MOPLA: Marjorie Salvaterra

Looking at photographers and exhibitions featured in The Month of Photography in Los Angeles.

The first time I met Los Angeles photographer,Marjorie Salvaterra, I wasn’t prepared for the power of her work. She is fine boned and petite, with a grin and a pixie cut. I never imagined that the striking black and white imagery she started while on bed rest with her first child would evolve into her first solo exhibition at the Clark | Oshin Gallery in conjuction with the opening night of The Month of Photography in Los Angeles. The reception will take place at Pier 59 Studios West located next to the Santa Monica gallery complex, Bergamot Station, from 7-10pm.

The exhibition will also run June 1 – July 7, at Clark | Oshin Gallery at The Icon, 5450 Wilshire Blvd., Los Angeles.

Marjorie was born in St. Louis, Missouri and graduated from the Tisch School of the Arts at NYU. Her interest in all things theatrical began a transformation from acting to photography after playing the leading role in “The Faculty Lounge,” a black and white film by the late photographer, Herb Ritts. Her early interest photography was rekindled and never looked back.
Marjorie’s work has been well exhibited including Rencontres d’Arles, Arles, France; “Classic Camera Show,” Rayko Photo Center, San Francisco; MOPLA Group Show, Los Angeles; “Contrast LA,” at A&I Gallery, Los Angeles; “Alternative Photography,” at Julia Dean Gallery, Venice, California; and the “Human + Being” show at The Center for Fine Art Photography in Fort Collins, Colorado.

Marjorie’s images reveal “a fine line between sanity and insanity,” according to Virginia Heckart, Associate Curator of Photography at The Getty Center.

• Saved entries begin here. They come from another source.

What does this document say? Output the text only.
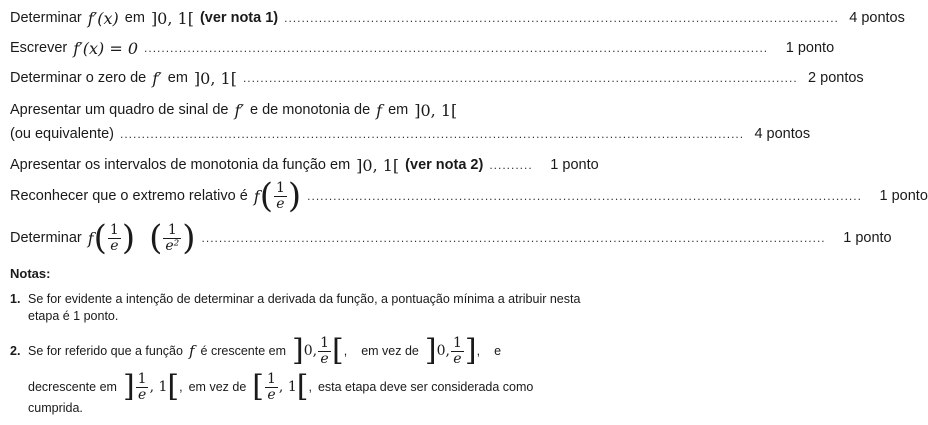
Determinar f′(x) em ]0, 1[ (ver nota 1) ................................................................................................................................ 4 pontos
Escrever f′(x) = 0 ................................................................................................................................................	1 ponto
Determinar o zero de f′ em ]0, 1[ ................................................................................................................................ 2 pontos
Apresentar um quadro de sinal de f′ e de monotonia de f em ]0, 1[
(ou equivalente) ................................................................................................................................................ 4 pontos
Apresentar os intervalos de monotonia da função em ]0, 1[ (ver nota 2) ..........	1 ponto
Reconhecer que o extremo relativo é f ( $\frac{1}{e}$ ) ................................................................................................................................	1 ponto
Determinar f ( $\frac{1}{e}$ ) ( $\frac{1}{\text{e²}}$ ) ................................................................................................................................................	1 ponto
Notas:
1. Se for evidente a intenção de determinar a derivada da função, a pontuação mínima a atribuir nesta etapa é 1 ponto.
2. Se for referido que a função f é crescente em ] 0, $\frac{1}{e}$ [ , em vez de ] 0, $\frac{1}{e}$ ] , e
decrescente em ] $\frac{1}{e}$ , 1 [ , em vez de [ $\frac{1}{e}$ , 1 [ , esta etapa deve ser considerada como
cumprida.
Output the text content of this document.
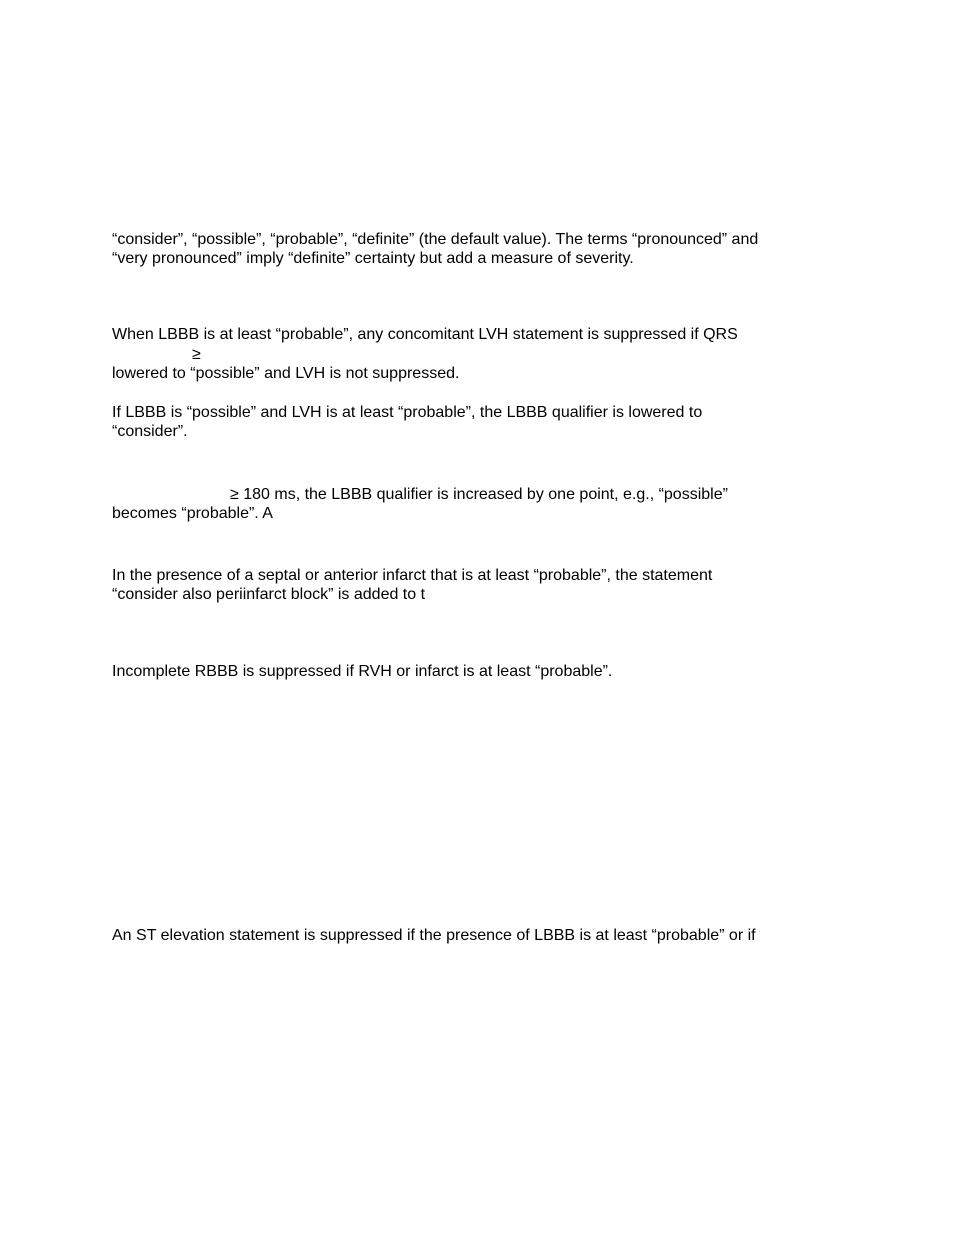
“consider”, “possible”, “probable”, “definite” (the default value). The terms “pronounced” and

“very pronounced” imply “definite” certainty but add a measure of severity.

When LBBB is at least “probable”, any concomitant LVH statement is suppressed if QRS

≥

lowered to “possible” and LVH is not suppressed.

If LBBB is “possible” and LVH is at least “probable”, the LBBB qualifier is lowered to

“consider”.

≥ 180 ms, the LBBB qualifier is increased by one point, e.g., “possible”

becomes “probable”. A

In the presence of a septal or anterior infarct that is at least “probable”, the statement

“consider also periinfarct block” is added to t

Incomplete RBBB is suppressed if RVH or infarct is at least “probable”.

An ST elevation statement is suppressed if the presence of LBBB is at least “probable” or if
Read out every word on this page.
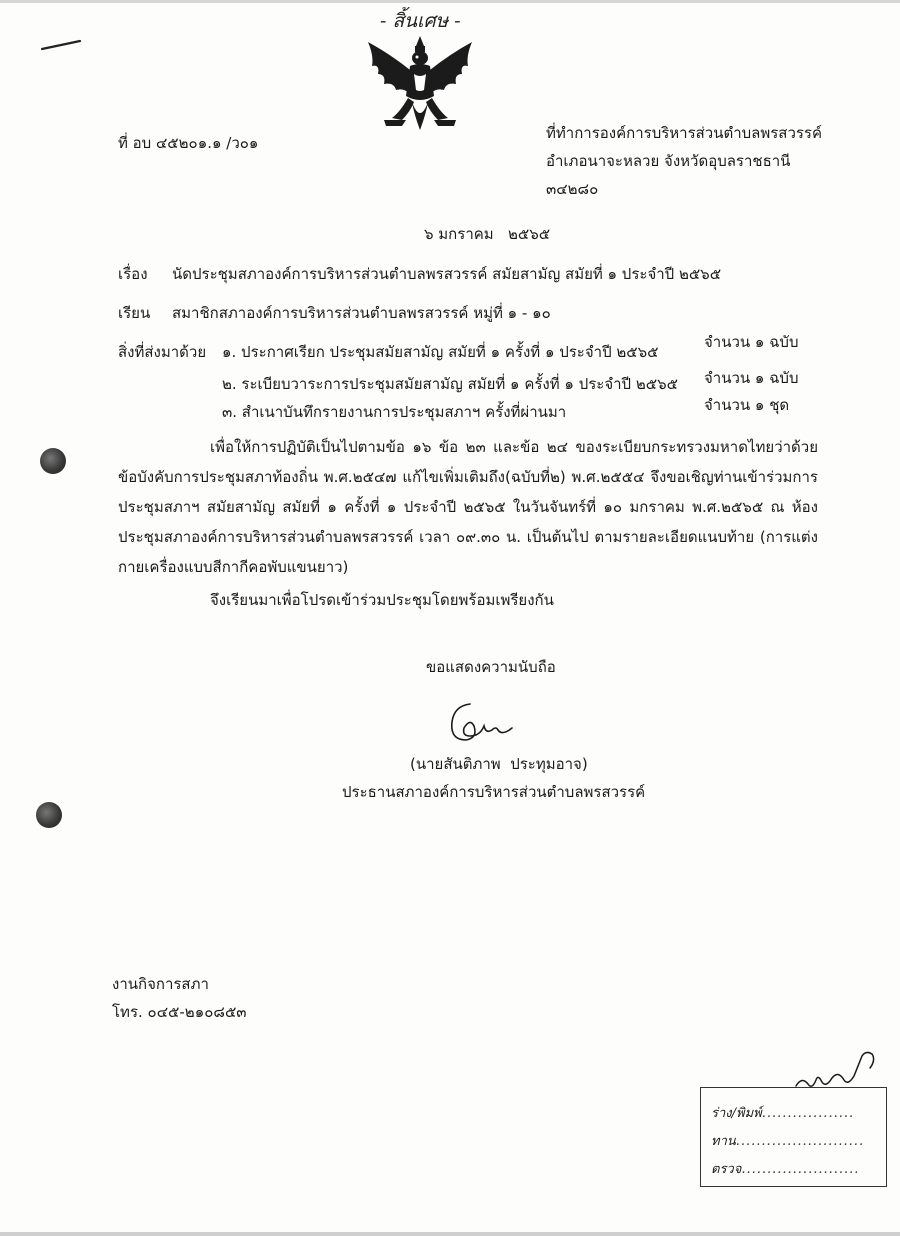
- สิ้นเศษ -
ที่ อบ ๔๕๒๐๑.๑ /ว๐๑
ที่ทำการองค์การบริหารส่วนตำบลพรสวรรค์
อำเภอนาจะหลวย จังหวัดอุบลราชธานี
๓๔๒๘๐
๖ มกราคม   ๒๕๖๕
เรื่อง นัดประชุมสภาองค์การบริหารส่วนตำบลพรสวรรค์ สมัยสามัญ สมัยที่ ๑ ประจำปี ๒๕๖๕
เรียน สมาชิกสภาองค์การบริหารส่วนตำบลพรสวรรค์ หมู่ที่ ๑ - ๑๐
สิ่งที่ส่งมาด้วย ๑. ประกาศเรียก ประชุมสมัยสามัญ สมัยที่ ๑ ครั้งที่ ๑ ประจำปี ๒๕๖๕
จำนวน ๑ ฉบับ
๒. ระเบียบวาระการประชุมสมัยสามัญ สมัยที่ ๑ ครั้งที่ ๑ ประจำปี ๒๕๖๕ จำนวน ๑ ฉบับ
๓. สำเนาบันทึกรายงานการประชุมสภาฯ ครั้งที่ผ่านมา	จำนวน ๑ ชุด
เพื่อให้การปฏิบัติเป็นไปตามข้อ ๑๖ ข้อ ๒๓ และข้อ ๒๔ ของระเบียบกระทรวงมหาดไทยว่าด้วยข้อบังคับการประชุมสภาท้องถิ่น พ.ศ.๒๕๔๗ แก้ไขเพิ่มเติมถึง(ฉบับที่๒) พ.ศ.๒๕๕๔ จึงขอเชิญท่านเข้าร่วมการประชุมสภาฯ สมัยสามัญ สมัยที่ ๑ ครั้งที่ ๑ ประจำปี ๒๕๖๕ ในวันจันทร์ที่ ๑๐ มกราคม พ.ศ.๒๕๖๕ ณ ห้องประชุมสภาองค์การบริหารส่วนตำบลพรสวรรค์ เวลา ๐๙.๓๐ น. เป็นต้นไป ตามรายละเอียดแนบท้าย (การแต่งกายเครื่องแบบสีกากีคอพับแขนยาว)
จึงเรียนมาเพื่อโปรดเข้าร่วมประชุมโดยพร้อมเพรียงกัน
ขอแสดงความนับถือ
(นายสันติภาพ  ประทุมอาจ)
ประธานสภาองค์การบริหารส่วนตำบลพรสวรรค์
งานกิจการสภา
โทร. ๐๔๕-๒๑๐๘๕๓
ร่าง/พิมพ์..................
ทาน.........................
ตรวจ.......................
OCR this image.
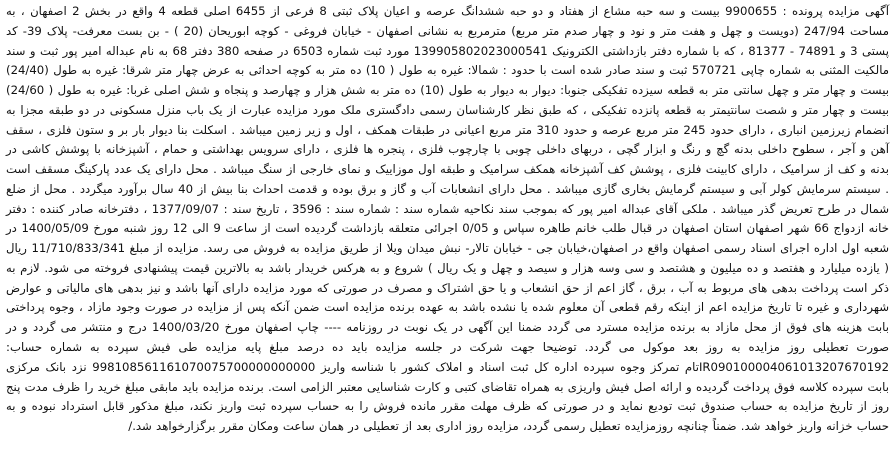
آگهی مزایده پرونده : 9900655 بیست و سه حبه مشاع از هفتاد و دو حبه ششدانگ عرصه و اعیان پلاک ثبتی 8 فرعی از 6455 اصلی قطعه 4 واقع در بخش 2 اصفهان ، به مساحت 247/94 (دویست و چهل و هفت متر و نود و چهار صدم متر مربع) مترمربع به نشانی اصفهان - خیابان فروغی - کوچه ابوریحان (20 ) - بن بست معرفت- پلاک 39- کد پستی 3 و 74891 - 81377 ، که با شماره دفتر بازداشتی الکترونیک 139905802023000541 مورد ثبت شماره 6503 در صفحه 380 دفتر 68 به نام عبداله امیر پور ثبت و سند مالکیت المثنی به شماره چاپی 570721 ثبت و سند صادر شده است با حدود : شمالا: غیره به طول ( 10) ده متر به کوچه احداثی به عرض چهار متر شرقا: غیره به طول (24/40) بیست و چهار متر و چهل سانتی متر به قطعه سیزده تفکیکی جنوبا: دیوار به دیوار به طول (10) ده متر به شش هزار و چهارصد و پنجاه و شش اصلی غربا: غیره به طول ( 24/60) بیست و چهار متر و شصت سانتیمتر به قطعه پانزده تفکیکی ، که طبق نظر کارشناسان رسمی دادگستری ملک مورد مزایده عبارت از یک باب منزل مسکونی در دو طبقه مجزا به انضمام زیرزمین انباری ، دارای حدود 245 متر مربع عرصه و حدود 310 متر مربع اعیانی در طبقات همکف ، اول و زیر زمین میباشد . اسکلت بنا دیوار بار بر و ستون فلزی ، سقف آهن و آجر ، سطوح داخلی بدنه گچ و رنگ و ابزار گچی ، دربهای داخلی چوبی با چارچوب فلزی ، پنجره ها فلزی ، دارای سرویس بهداشتی و حمام ، آشپزخانه با پوشش کاشی در بدنه و کف از سرامیک ، دارای کابینت فلزی ، پوشش کف آشپزخانه همکف سرامیک و طبقه اول موزاییک و نمای خارجی از سنگ میباشد . محل دارای یک عدد پارکینگ مسقف است . سیستم سرمایش کولر آبی و سیستم گرمایش بخاری گازی میباشد . محل دارای انشعابات آب و گاز و برق بوده و قدمت احداث بنا بیش از 40 سال برآورد میگردد . محل از ضلع شمال در طرح تعریض گذر میباشد . ملکی آقای عبداله امیر پور که بموجب سند نکاحیه شماره سند : شماره سند : 3596 ، تاریخ سند : 1377/09/07 ، دفترخانه صادر کننده : دفتر خانه ازدواج 66 شهر اصفهان استان اصفهان در قبال طلب خانم طاهره سپاس و 0/05 اجرائی متعلقه بازداشت گردیده است از ساعت 9 الی 12 روز شنبه مورخ 1400/05/09 در شعبه اول اداره اجرای اسناد رسمی اصفهان واقع در اصفهان،خیابان جی - خیابان تالار- نبش میدان ویلا از طریق مزایده به فروش می رسد. مزایده از مبلغ 11/710/833/341 ریال ( یازده میلیارد و هفتصد و ده میلیون و هشتصد و سی وسه هزار و سیصد و چهل و یک ریال ) شروع و به هرکس خریدار باشد به بالاترین قیمت پیشنهادی فروخته می شود. لازم به ذکر است پرداخت بدهی های مربوط به آب ، برق ، گاز اعم از حق انشعاب و یا حق اشتراک و مصرف در صورتی که مورد مزایده دارای آنها باشد و نیز بدهی های مالیاتی و عوارض شهرداری و غیره تا تاریخ مزایده اعم از اینکه رقم قطعی آن معلوم شده یا نشده باشد به عهده برنده مزایده است ضمن آنکه پس از مزایده در صورت وجود مازاد ، وجوه پرداختی بابت هزینه های فوق از محل مازاد به برنده مزایده مسترد می گردد ضمنا این آگهی در یک نوبت در روزنامه ---- چاپ اصفهان مورخ 1400/03/20 درج و منتشر می گردد و در صورت تعطیلی روز مزایده به روز بعد موکول می گردد. توضیحا جهت شرکت در جلسه مزایده باید ده درصد مبلغ پایه مزایده طی فیش سپرده به شماره حساب: IR090100004061013207670192تام تمرکز وجوه سپرده اداره کل ثبت اسناد و املاک کشور با شناسه واریز 998108561161070075700000000000 نزد بانک مرکزی بابت سپرده کلاسه فوق پرداخت گردیده و ارائه اصل فیش واریزی به همراه تقاضای کتبی و کارت شناسایی معتبر الزامی است. برنده مزایده باید مابقی مبلغ خرید را ظرف مدت پنج روز از تاریخ مزایده به حساب صندوق ثبت تودیع نماید و در صورتی که ظرف مهلت مقرر مانده فروش را به حساب سپرده ثبت واریز نکند، مبلغ مذکور قابل استرداد نبوده و به حساب خزانه واریز خواهد شد. ضمناً چنانچه روزمزایده تعطیل رسمی گردد، مزایده روز اداری بعد از تعطیلی در همان ساعت ومکان مقرر برگزارخواهد شد./
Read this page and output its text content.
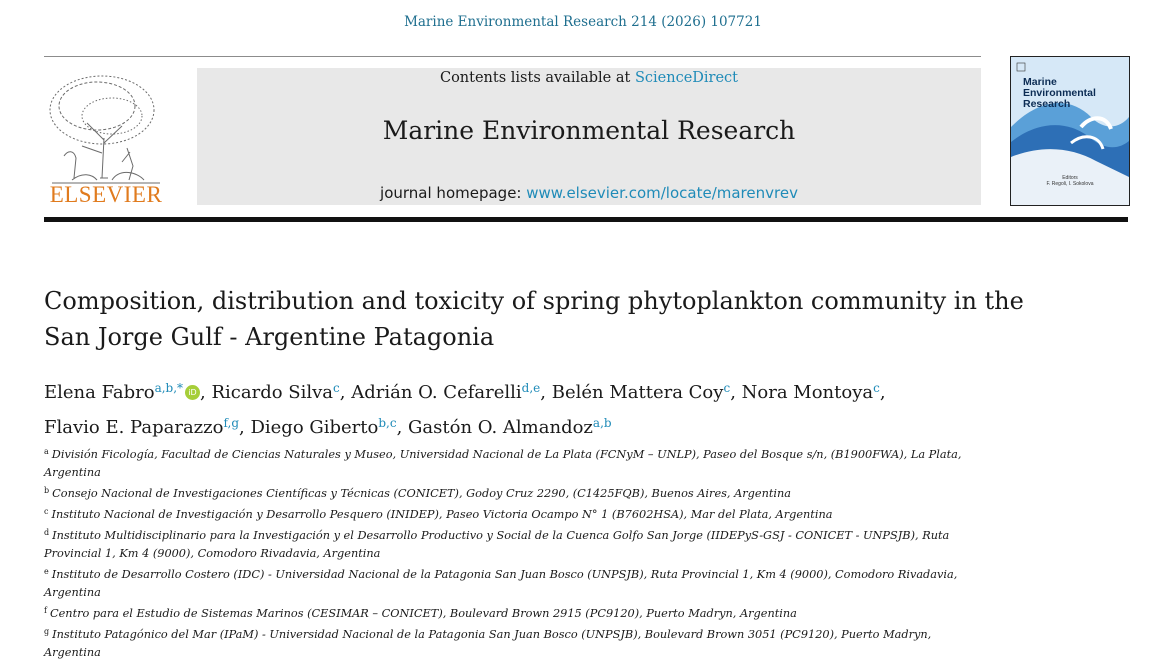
Marine Environmental Research 214 (2026) 107721
ELSEVIER
Contents lists available at ScienceDirect
Marine Environmental Research
journal homepage: www.elsevier.com/locate/marenvrev
Marine
Environmental
Research
Editors
F. Regoli, I. Sokolova
Composition, distribution and toxicity of spring phytoplankton community in the San Jorge Gulf - Argentine Patagonia
Elena Fabro$^{a,b,*}$ iD , Ricardo Silva$^c$, Adrián O. Cefarelli$^{d,e}$, Belén Mattera Coy$^c$, Nora Montoya$^c$,
Flavio E. Paparazzo$^{f,g}$, Diego Giberto$^{b,c}$, Gastón O. Almandoz$^{a,b}$

$^a$ División Ficología, Facultad de Ciencias Naturales y Museo, Universidad Nacional de La Plata (FCNyM – UNLP), Paseo del Bosque s/n, (B1900FWA), La Plata, Argentina

$^b$ Consejo Nacional de Investigaciones Científicas y Técnicas (CONICET), Godoy Cruz 2290, (C1425FQB), Buenos Aires, Argentina

$^c$ Instituto Nacional de Investigación y Desarrollo Pesquero (INIDEP), Paseo Victoria Ocampo N° 1 (B7602HSA), Mar del Plata, Argentina

$^d$ Instituto Multidisciplinario para la Investigación y el Desarrollo Productivo y Social de la Cuenca Golfo San Jorge (IIDEPyS-GSJ - CONICET - UNPSJB), Ruta Provincial 1, Km 4 (9000), Comodoro Rivadavia, Argentina

$^e$ Instituto de Desarrollo Costero (IDC) - Universidad Nacional de la Patagonia San Juan Bosco (UNPSJB), Ruta Provincial 1, Km 4 (9000), Comodoro Rivadavia, Argentina

$^f$ Centro para el Estudio de Sistemas Marinos (CESIMAR – CONICET), Boulevard Brown 2915 (PC9120), Puerto Madryn, Argentina

$^g$ Instituto Patagónico del Mar (IPaM) - Universidad Nacional de la Patagonia San Juan Bosco (UNPSJB), Boulevard Brown 3051 (PC9120), Puerto Madryn, Argentina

I’ve always been fascinated by human psychology. When most girls were reading Judy Blume, I was reading the DSM. It lists all the psychological disorders and their symptoms. Diagnosis is made on the number of symptoms. And yet, it is easy to go through the list of symptoms for the various disorders and think, ‘that could be me.’ Are we all a little crazy — at least at certain moments in our lives? Is it nurture vs. nature? Some believe people are either born sane or insane.

Others believe we are all born perfect and it’s the things that happen in our lives that damage us. I tend to believe the latter. In each portrait, I am looking for that line in each person: the part of ourselves that we tend to hide, the part that scares us, the part that is usually saved for the people closest to us – the ones that know our secrets.